An Army unit’s series of color re-creations of old black-and-white photos is a reminder of the battles Black soldiers have fought in war and in the fight for equality at home.
To mark Black History Month, the 16th Combat Aviation Brigade out of Joint Base Lewis-McChord, Wash., has been releasing one historic photo each week, alongside its modern re-creation.
The first two photos, shared side-by-side on Twitter, earned the praise of the Army’s top enlisted leader and others.
“Really well done,” Sgt. Maj. of the Army Michael Grinston said in a post that shared a photo of helicopter crew chief Cpl. Kayla Noyles of the 16th CAB mirroring an older photo of Lt. Col. Marcella A. Hayes Ng.
Some 42 years ago, then-2nd Lt. Hayes was the first Black woman in the U.S. military to receive aviator wings.
“People like Marcella Hayes inspire and motivate me to keep going because they make me realize the sky is the limit,” Noyles was quoted saying in a tweet.
Like Hayes, Noyles strives to be an example for “the next little girl or boy of color” to show that they are capable of overcoming whatever obstacles they may face in any profession, she said.
“Females are already scarce in Army aviation,” Noyles said. “Black females are a rarity.”

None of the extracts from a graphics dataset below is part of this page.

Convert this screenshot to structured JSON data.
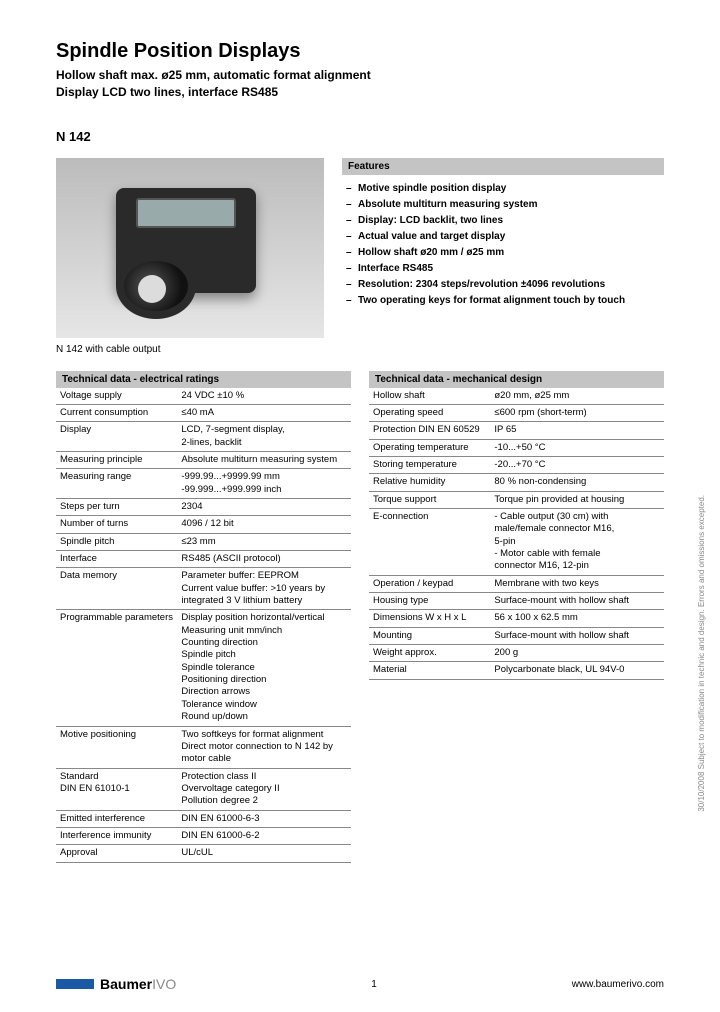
{
  "header": {
    "title": "Spindle Position Displays",
    "subtitle1": "Hollow shaft max. ø25 mm, automatic format alignment",
    "subtitle2": "Display LCD two lines, interface RS485",
    "model": "N 142"
  },
  "image_caption": "N 142 with cable output",
  "features": {
    "header": "Features",
    "items": [
      "Motive spindle position display",
      "Absolute multiturn measuring system",
      "Display: LCD backlit, two lines",
      "Actual value and target display",
      "Hollow shaft ø20 mm / ø25 mm",
      "Interface RS485",
      "Resolution: 2304 steps/revolution ±4096 revolutions",
      "Two operating keys for format alignment touch by touch"
    ]
  },
  "electrical": {
    "header": "Technical data - electrical ratings",
    "rows": [
      {
        "label": "Voltage supply",
        "value": "24 VDC ±10 %"
      },
      {
        "label": "Current consumption",
        "value": "≤40 mA"
      },
      {
        "label": "Display",
        "value": "LCD, 7-segment display,\n2-lines, backlit"
      },
      {
        "label": "Measuring principle",
        "value": "Absolute multiturn measuring system"
      },
      {
        "label": "Measuring range",
        "value": "-999.99...+9999.99 mm\n-99.999...+999.999 inch"
      },
      {
        "label": "Steps per turn",
        "value": "2304"
      },
      {
        "label": "Number of turns",
        "value": "4096 / 12 bit"
      },
      {
        "label": "Spindle pitch",
        "value": "≤23 mm"
      },
      {
        "label": "Interface",
        "value": "RS485 (ASCII protocol)"
      },
      {
        "label": "Data memory",
        "value": "Parameter buffer: EEPROM\nCurrent value buffer: >10 years by integrated 3 V lithium battery"
      },
      {
        "label": "Programmable parameters",
        "value": "Display position horizontal/vertical\nMeasuring unit mm/inch\nCounting direction\nSpindle pitch\nSpindle tolerance\nPositioning direction\nDirection arrows\nTolerance window\nRound up/down"
      },
      {
        "label": "Motive positioning",
        "value": "Two softkeys for format alignment\nDirect motor connection to N 142 by motor cable"
      },
      {
        "label": "Standard\nDIN EN 61010-1",
        "value": "Protection class II\nOvervoltage category II\nPollution degree 2"
      },
      {
        "label": "Emitted interference",
        "value": "DIN EN 61000-6-3"
      },
      {
        "label": "Interference immunity",
        "value": "DIN EN 61000-6-2"
      },
      {
        "label": "Approval",
        "value": "UL/cUL"
      }
    ]
  },
  "mechanical": {
    "header": "Technical data - mechanical design",
    "rows": [
      {
        "label": "Hollow shaft",
        "value": "ø20 mm, ø25 mm"
      },
      {
        "label": "Operating speed",
        "value": "≤600 rpm (short-term)"
      },
      {
        "label": "Protection DIN EN 60529",
        "value": "IP 65"
      },
      {
        "label": "Operating temperature",
        "value": "-10...+50 °C"
      },
      {
        "label": "Storing temperature",
        "value": "-20...+70 °C"
      },
      {
        "label": "Relative humidity",
        "value": "80 % non-condensing"
      },
      {
        "label": "Torque support",
        "value": "Torque pin provided at housing"
      },
      {
        "label": "E-connection",
        "value": "- Cable output (30 cm) with\n  male/female connector M16,\n  5-pin\n- Motor cable with female\n  connector M16, 12-pin"
      },
      {
        "label": "Operation / keypad",
        "value": "Membrane with two keys"
      },
      {
        "label": "Housing type",
        "value": "Surface-mount with hollow shaft"
      },
      {
        "label": "Dimensions W x H x L",
        "value": "56 x 100 x 62.5 mm"
      },
      {
        "label": "Mounting",
        "value": "Surface-mount with hollow shaft"
      },
      {
        "label": "Weight approx.",
        "value": "200 g"
      },
      {
        "label": "Material",
        "value": "Polycarbonate black, UL 94V-0"
      }
    ]
  },
  "footer": {
    "logo_main": "Baumer",
    "logo_sub": "IVO",
    "page": "1",
    "url": "www.baumerivo.com",
    "side": "30/10/2008   Subject to modification in technic and design.  Errors and omissions excepted."
  }
}
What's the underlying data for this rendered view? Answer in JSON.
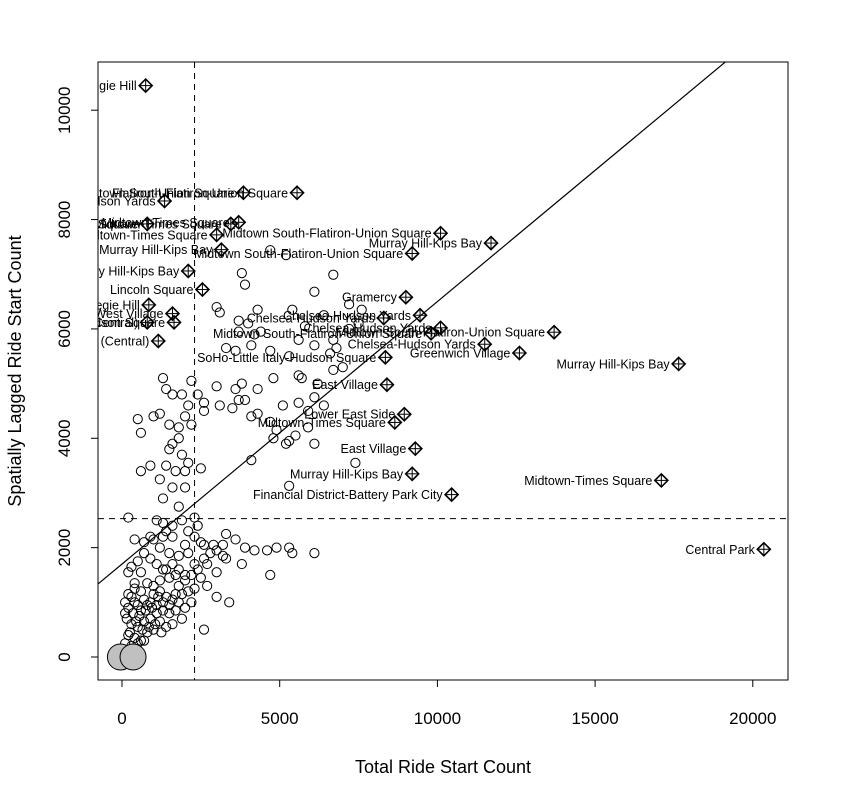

Four re-creations were shot by Staff Sgt. ShaTyra Reed, according to information in the Pentagon’s online repository of images and press materials.
But one set in particular, featuring soldiers of the 24th Infantry Regiment during the Korean War, hints at the troubled legacy of the Army’s treatment of its Black soldiers.
The modern version shows three noncommissioned officers posing like three first lieutenants with the 24th Infantry Regiment on Aug. 9, 1950, poring over a map.
While the Korean War was the first conflict in which desegregated American units took part, the segregated 24th Infantry Regiment, which was founded in the post-Civil War era, was at the center of several events that illustrated the harms discrimination wrought in America’s military.
In 1917, over 150 members of the regiment were involved in a deadly riot and mutiny that arose after a confrontation between white civilian police and Black military police in Houston.
One of the worst of World War I and the only race riot in U.S. history where more whites died than Blacks, it contributed to factors that led to the marginalization of Black units during both world wars, a 1996 Army review of the 24th Infantry Regiment’s performance in Korea found.
Until the Army took corrective action by upgrading several valor medals in the 1990s, no Black Americans were awarded the Medal of Honor in either war.
In Korea, the 24th Infantry Regiment’s Pfc. William Thompson became the first Black man to earn the nation’s highest valor medal since the Spanish-American War, just days before the 1950 photo highlighted in the 16th CAB series.
But the following month, Maj. Gen. William B. Kean would ask the Eighth Army to disband the regiment because it was “untrustworthy and incapable of carrying out missions expected of an infantry regiment.”
A controversy over the unit’s performance persisted for decades, until the Army ordered a study. Researchers found the unit’s performance had been hurt by many racial injustices that broke down trust and unit cohesion before and during its Korea deployment.
The regiment’s successes, despite those difficulties, “can only underscore the courage and determination of those among its members who chose to persevere and to do their duty in the face of adversity,” the study’s authors found.
The segregated regiment was inactivated in October 1951, by which time the Army had lifted restrictions on how many Blacks could be recruited. Commanders began putting them in whatever units needed them.
“Fears of hostility and tension between Blacks and whites proved unfounded, and performance improved in the integrated combat units,” said the study authors.
But despite attempts to root it out, racism and discrimination have persisted in the military for decades, The Associated Press found in a recent investigation.
And a recent study found that some 42% of active-duty troops of color rejected assignments to certain bases over concerns about racism at those locations.